From the archives: Syria under the Assad dynasty

Dig into the 60 Minutes archives for informative backgrounders on the Assad family's rule of Syria

When we first met Syrian President Bashar al-Assad on 60 Minutes in September, 2013, it had been less than a month since his regime was accused of using chemical weapons that killed civilians, crossing a "red line" drawn by President Obama. In that interview, Assad denied that his military had any chemical weapons.

Assad is now facing new accusations that his military used chlorine gas against civilians. This week on 60 Minutes, when Charlie Rose asked the Syrian leader about the recent accusations, he once again denied them:

"First of all, the chlorine gas is not military gas. You can buy it anywhere," Assad tells Charlie Rose. "Traditional arms [are] more important than chlorine. And if it was very effective, the terrorists would have used this on a larger scale."
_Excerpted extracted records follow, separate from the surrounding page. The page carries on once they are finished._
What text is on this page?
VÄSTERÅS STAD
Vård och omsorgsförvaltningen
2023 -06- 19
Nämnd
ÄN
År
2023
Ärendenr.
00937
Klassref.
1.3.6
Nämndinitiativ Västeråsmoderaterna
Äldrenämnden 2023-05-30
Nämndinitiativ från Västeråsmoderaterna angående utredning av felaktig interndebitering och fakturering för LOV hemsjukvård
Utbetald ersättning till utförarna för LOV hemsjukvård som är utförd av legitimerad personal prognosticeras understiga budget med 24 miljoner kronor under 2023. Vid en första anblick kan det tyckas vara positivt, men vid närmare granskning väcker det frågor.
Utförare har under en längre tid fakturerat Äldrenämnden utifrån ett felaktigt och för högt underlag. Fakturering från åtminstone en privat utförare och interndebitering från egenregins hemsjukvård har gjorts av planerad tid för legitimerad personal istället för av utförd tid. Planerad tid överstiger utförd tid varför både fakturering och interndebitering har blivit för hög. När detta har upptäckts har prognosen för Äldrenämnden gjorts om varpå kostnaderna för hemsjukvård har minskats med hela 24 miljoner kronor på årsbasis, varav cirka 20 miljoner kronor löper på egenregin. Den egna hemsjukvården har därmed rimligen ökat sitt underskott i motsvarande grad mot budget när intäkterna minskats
Several months after the 2013 interview aired, Syrian officials claimed that Assad won another term as president in a landslide victory. This week on 60 Minutes, he told Rose that he will not leave his position, despite the ongoing civil war, because he has the support of the Syrian people.
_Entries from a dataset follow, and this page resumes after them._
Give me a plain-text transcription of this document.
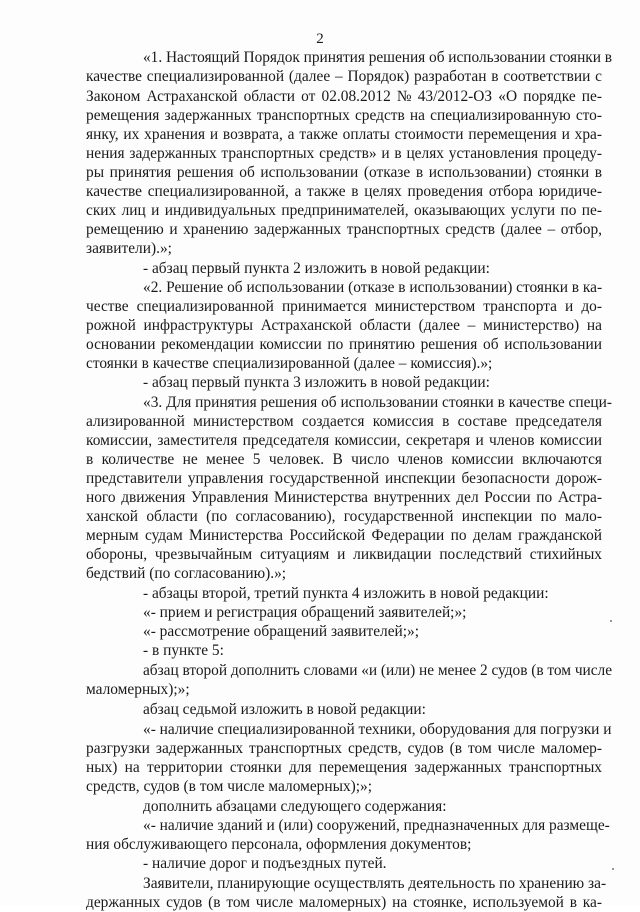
2
«1. Настоящий Порядок принятия решения об использовании стоянки в
качестве специализированной (далее – Порядок) разработан в соответствии с
Законом Астраханской области от 02.08.2012 № 43/2012-ОЗ «О порядке пе-
ремещения задержанных транспортных средств на специализированную сто-
янку, их хранения и возврата, а также оплаты стоимости перемещения и хра-
нения задержанных транспортных средств» и в целях установления процеду-
ры принятия решения об использовании (отказе в использовании) стоянки в
качестве специализированной, а также в целях проведения отбора юридиче-
ских лиц и индивидуальных предпринимателей, оказывающих услуги по пе-
ремещению и хранению задержанных транспортных средств (далее – отбор,
заявители).»;
- абзац первый пункта 2 изложить в новой редакции:
«2. Решение об использовании (отказе в использовании) стоянки в ка-
честве специализированной принимается министерством транспорта и до-
рожной инфраструктуры Астраханской области (далее – министерство) на
основании рекомендации комиссии по принятию решения об использовании
стоянки в качестве специализированной (далее – комиссия).»;
- абзац первый пункта 3 изложить в новой редакции:
«3. Для принятия решения об использовании стоянки в качестве специ-
ализированной министерством создается комиссия в составе председателя
комиссии, заместителя председателя комиссии, секретаря и членов комиссии
в количестве не менее 5 человек. В число членов комиссии включаются
представители управления государственной инспекции безопасности дорож-
ного движения Управления Министерства внутренних дел России по Астра-
ханской области (по согласованию), государственной инспекции по мало-
мерным судам Министерства Российской Федерации по делам гражданской
обороны, чрезвычайным ситуациям и ликвидации последствий стихийных
бедствий (по согласованию).»;
- абзацы второй, третий пункта 4 изложить в новой редакции:
«- прием и регистрация обращений заявителей;»;
«- рассмотрение обращений заявителей;»;
- в пункте 5:
абзац второй дополнить словами «и (или) не менее 2 судов (в том числе
маломерных);»;
абзац седьмой изложить в новой редакции:
«- наличие специализированной техники, оборудования для погрузки и
разгрузки задержанных транспортных средств, судов (в том числе маломер-
ных) на территории стоянки для перемещения задержанных транспортных
средств, судов (в том числе маломерных);»;
дополнить абзацами следующего содержания:
«- наличие зданий и (или) сооружений, предназначенных для размеще-
ния обслуживающего персонала, оформления документов;
- наличие дорог и подъездных путей.
Заявители, планирующие осуществлять деятельность по хранению за-
держанных судов (в том числе маломерных) на стоянке, используемой в ка-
Syrian President Bashar al-Assad on 60 Minutes

"As long as I have the public support of the Syrian people, that's my legitimacy,"Assad says. "Legitimacy comes from the inside."

60 Minutes first covered Bashar al-Assad back in 2003, when Mike Wallace paid a visit to Syria to see how the country was faring under its young, new ruler. It was three years after the London-trained ophthalmologist came to power in a country ruthlessly ruled by his father, Hafez al-Assad, for three decades. It was a different time.

"There's a lot of hope placed in him, especially by the young people, that he will reform the country," said the then-U.S. ambassador to Syria in that report, entitled "What about Syria?"

Bashar al-Assad: A false hope?

But a few years into his presidency, Bashar's way of governing began to resemble that of his father, whose brutal response to a 1982 rebellion appears to be the model for his son's handling of today's uprising (and President Assad admitted as much in his interview with Charlie Rose in 2013).